2. In principle, the controller does not intend to disclose personal data to recipients in a third country.
§ 5 Storage Period and Deletion
1. As regards indications as to storage duration, it should be generally noted that personal data are stored by the data controller only for the time necessary to pursue the purposes for which they are processed.
2. For the aforementioned purposes, personal data processed by the data controller will be stored until the respective processing purpose has ceased to exist. Thus, as far as the storage of personal data is no longer necessary for the fulfilment of contractual or legal obligations as well as for the pursuit of legitimate interests, i.e. for the preservation of evidence or proof within the framework of the legal statute of limitations, these are regularly deleted.
§ 6 The Rights of the Data Subject
1. In principle, i.e. subject to legal limitations, the data subject enjoys the rights listed below.

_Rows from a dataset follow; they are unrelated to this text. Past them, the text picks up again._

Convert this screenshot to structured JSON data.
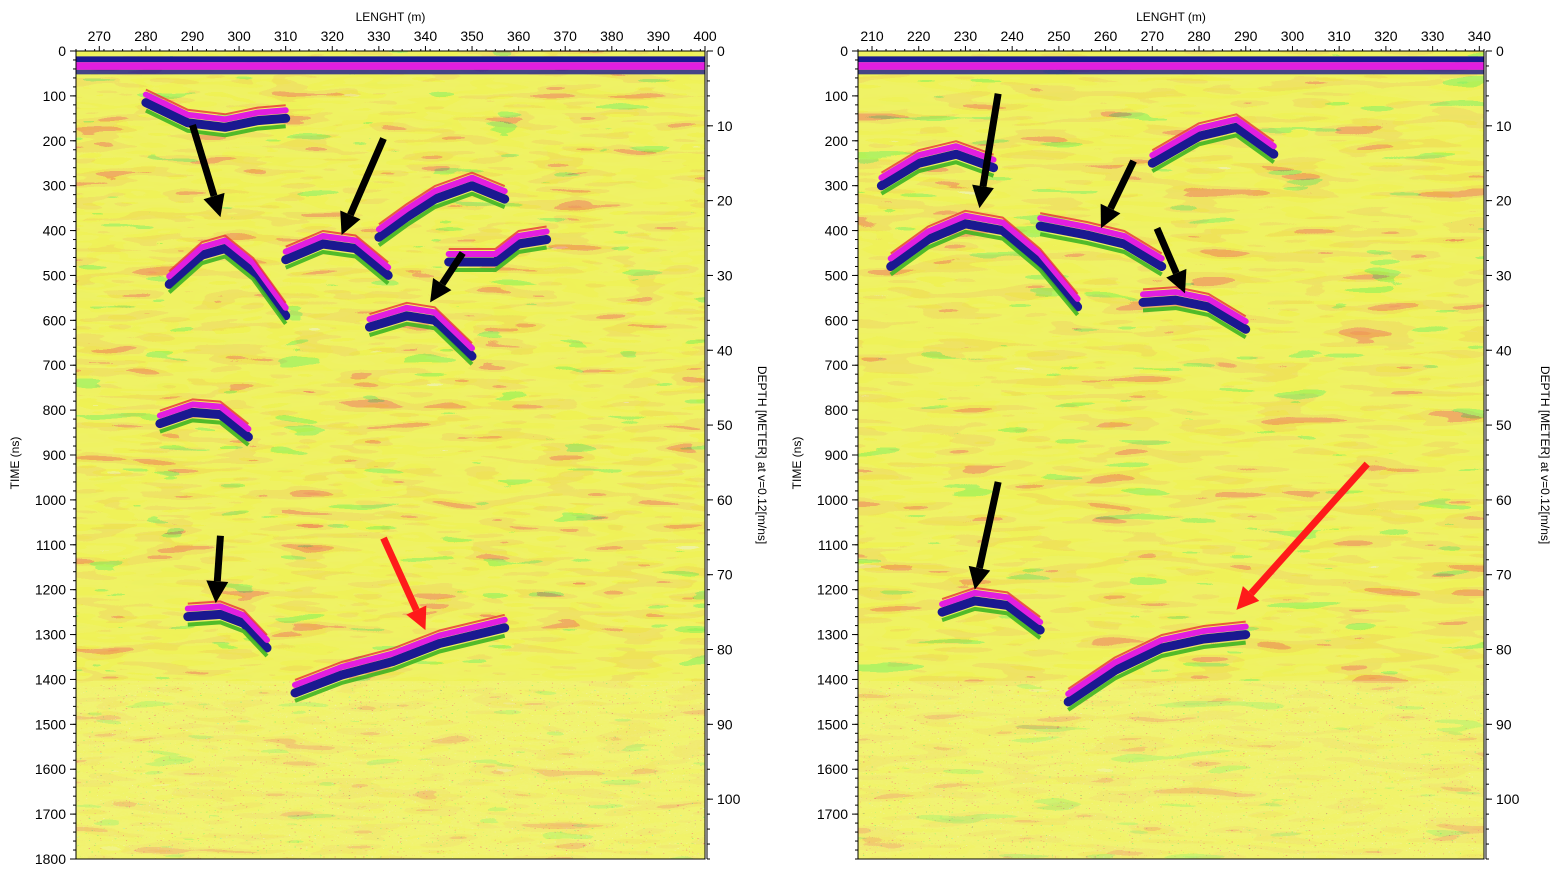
{
  "colors": {
    "background_yellow": "#e8ec3c",
    "green": "#3fb523",
    "magenta": "#e21ee0",
    "navy": "#1a1990",
    "red": "#e8323a",
    "arrow_black": "#000000",
    "arrow_red": "#ff1a1a"
  },
  "chart_data": [
    {
      "type": "heatmap",
      "title": "",
      "xlabel": "LENGHT (m)",
      "ylabel": "TIME (ns)",
      "y2label": "DEPTH [METER] at v=0.12[m/ns]",
      "xlim": [
        265,
        400
      ],
      "ylim": [
        0,
        1800
      ],
      "y2lim": [
        0,
        108
      ],
      "x_ticks": [
        270,
        280,
        290,
        300,
        310,
        320,
        330,
        340,
        350,
        360,
        370,
        380,
        390,
        400
      ],
      "y_ticks": [
        0,
        100,
        200,
        300,
        400,
        500,
        600,
        700,
        800,
        900,
        1000,
        1100,
        1200,
        1300,
        1400,
        1500,
        1600,
        1700,
        1800
      ],
      "y2_ticks": [
        0,
        10,
        20,
        30,
        40,
        50,
        60,
        70,
        80,
        90,
        100
      ],
      "reflectors": [
        {
          "x": [
            280,
            289,
            297,
            304,
            310
          ],
          "y": [
            115,
            160,
            170,
            155,
            150
          ]
        },
        {
          "x": [
            285,
            292,
            297,
            303,
            310
          ],
          "y": [
            520,
            455,
            440,
            490,
            590
          ]
        },
        {
          "x": [
            310,
            318,
            325,
            332
          ],
          "y": [
            465,
            430,
            440,
            500
          ]
        },
        {
          "x": [
            328,
            336,
            342,
            350
          ],
          "y": [
            615,
            590,
            600,
            680
          ]
        },
        {
          "x": [
            283,
            290,
            296,
            302
          ],
          "y": [
            830,
            805,
            810,
            860
          ]
        },
        {
          "x": [
            289,
            296,
            301,
            306
          ],
          "y": [
            1260,
            1255,
            1275,
            1330
          ]
        },
        {
          "x": [
            312,
            322,
            333,
            343,
            357
          ],
          "y": [
            1430,
            1390,
            1360,
            1320,
            1285
          ]
        },
        {
          "x": [
            330,
            336,
            342,
            350,
            357
          ],
          "y": [
            415,
            370,
            330,
            300,
            330
          ]
        },
        {
          "x": [
            345,
            355,
            360,
            366
          ],
          "y": [
            470,
            470,
            430,
            420
          ]
        }
      ],
      "arrows": [
        {
          "color": "black",
          "from": [
            290,
            165
          ],
          "to": [
            296,
            370
          ]
        },
        {
          "color": "black",
          "from": [
            331,
            195
          ],
          "to": [
            322,
            410
          ]
        },
        {
          "color": "black",
          "from": [
            348,
            450
          ],
          "to": [
            341,
            560
          ]
        },
        {
          "color": "black",
          "from": [
            296,
            1080
          ],
          "to": [
            295,
            1230
          ]
        },
        {
          "color": "red",
          "from": [
            331,
            1085
          ],
          "to": [
            340,
            1290
          ]
        }
      ]
    },
    {
      "type": "heatmap",
      "title": "",
      "xlabel": "LENGHT (m)",
      "ylabel": "TIME (ns)",
      "y2label": "DEPTH [METER] at v=0.12[m/ns]",
      "xlim": [
        207,
        341
      ],
      "ylim": [
        0,
        1800
      ],
      "y2lim": [
        0,
        108
      ],
      "x_ticks": [
        210,
        220,
        230,
        240,
        250,
        260,
        270,
        280,
        290,
        300,
        310,
        320,
        330,
        340
      ],
      "y_ticks": [
        0,
        100,
        200,
        300,
        400,
        500,
        600,
        700,
        800,
        900,
        1000,
        1100,
        1200,
        1300,
        1400,
        1500,
        1600,
        1700
      ],
      "y2_ticks": [
        0,
        10,
        20,
        30,
        40,
        50,
        60,
        70,
        80,
        90,
        100
      ],
      "reflectors": [
        {
          "x": [
            214,
            222,
            230,
            238,
            246,
            254
          ],
          "y": [
            480,
            420,
            385,
            400,
            470,
            570
          ]
        },
        {
          "x": [
            246,
            256,
            264,
            272
          ],
          "y": [
            390,
            410,
            430,
            480
          ]
        },
        {
          "x": [
            268,
            275,
            282,
            290
          ],
          "y": [
            560,
            555,
            570,
            620
          ]
        },
        {
          "x": [
            225,
            232,
            239,
            246
          ],
          "y": [
            1250,
            1225,
            1235,
            1290
          ]
        },
        {
          "x": [
            252,
            262,
            272,
            281,
            290
          ],
          "y": [
            1450,
            1380,
            1330,
            1310,
            1300
          ]
        },
        {
          "x": [
            270,
            280,
            288,
            296
          ],
          "y": [
            250,
            190,
            170,
            230
          ]
        },
        {
          "x": [
            212,
            220,
            228,
            236
          ],
          "y": [
            300,
            250,
            230,
            260
          ]
        }
      ],
      "arrows": [
        {
          "color": "black",
          "from": [
            237,
            95
          ],
          "to": [
            233,
            350
          ]
        },
        {
          "color": "black",
          "from": [
            266,
            245
          ],
          "to": [
            259,
            395
          ]
        },
        {
          "color": "black",
          "from": [
            271,
            395
          ],
          "to": [
            277,
            540
          ]
        },
        {
          "color": "black",
          "from": [
            237,
            960
          ],
          "to": [
            232,
            1200
          ]
        },
        {
          "color": "red",
          "from": [
            316,
            920
          ],
          "to": [
            288,
            1245
          ]
        }
      ]
    }
  ]
}
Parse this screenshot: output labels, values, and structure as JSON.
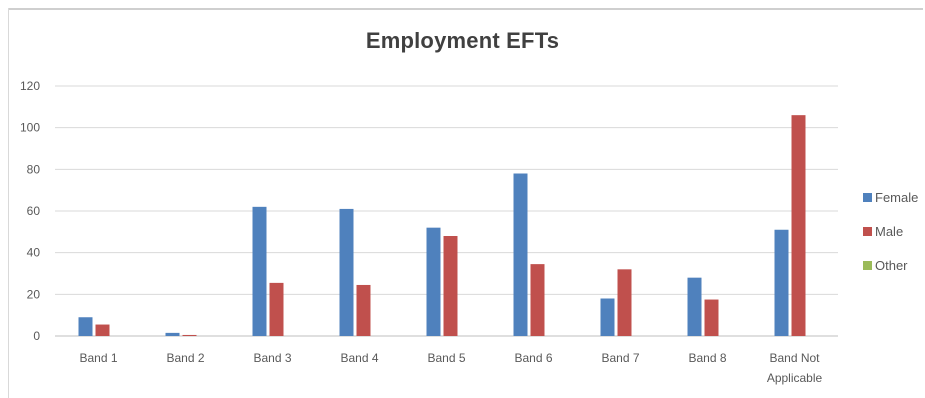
{
  "chart_data": {
    "type": "bar",
    "title": "Employment EFTs",
    "xlabel": "",
    "ylabel": "",
    "categories": [
      "Band 1",
      "Band 2",
      "Band 3",
      "Band 4",
      "Band 5",
      "Band 6",
      "Band 7",
      "Band 8",
      "Band Not Applicable"
    ],
    "category_lines": [
      [
        "Band 1"
      ],
      [
        "Band 2"
      ],
      [
        "Band 3"
      ],
      [
        "Band 4"
      ],
      [
        "Band 5"
      ],
      [
        "Band 6"
      ],
      [
        "Band 7"
      ],
      [
        "Band 8"
      ],
      [
        "Band Not",
        "Applicable"
      ]
    ],
    "series": [
      {
        "name": "Female",
        "color": "#4f81bd",
        "values": [
          9,
          1.5,
          62,
          61,
          52,
          78,
          18,
          28,
          51
        ]
      },
      {
        "name": "Male",
        "color": "#c0504d",
        "values": [
          5.5,
          0.5,
          25.5,
          24.5,
          48,
          34.5,
          32,
          17.5,
          106
        ]
      },
      {
        "name": "Other",
        "color": "#9bbb59",
        "values": [
          0,
          0,
          0,
          0,
          0,
          0,
          0,
          0,
          0
        ]
      }
    ],
    "ylim": [
      0,
      120
    ],
    "yticks": [
      0,
      20,
      40,
      60,
      80,
      100,
      120
    ],
    "grid": true,
    "legend": "right"
  }
}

In order to facilitate the exercise of these rights, the data subject is informed that a corresponding request by the data subject does not require a specific form and can therefore also be made, inter alia, by electronic means (in particular by e-mail).
a) The data subject may ask the controller for access to personal data pertaining to him/her.
b) The data subject may request rectification by the controller of inaccurate personal data pertaining to him/her.
c) The data subject may request the deletion of personal data pertaining to him/her by the controller.
d) The data subject may request the restriction of further processing by the controller of personal data concerning him/her.
e) To the extent that the processing is based on a balance of interests (i.e. the legal basis of the processing is Article 6(1)(1)(f) of the GDPR), the data subject has the right to lodge with the controller an objection to the further processing by the controller of personal data pertaining to the data subject for the aforementioned purpose, on grounds relating to his/her particular situation.
f) Finally, where the processing is based on the establishment or performance of a contract to which the data subject is a direct party (i.e. the legal basis of the processing is Article 6(1)(b) of the GDPR), the data subject may obtain from the controller the personal data pertaining to him/her which he/she has provided to the controller for that purpose, in a structured, commonly used and machine-readable format, and may communicate those data to another person without hindrance from the controller to whom the personal data have been provided.
2. The data subject also has the right to lodge a complaint with a data protection supervisory authority about the processing of his/her personal data by the controller.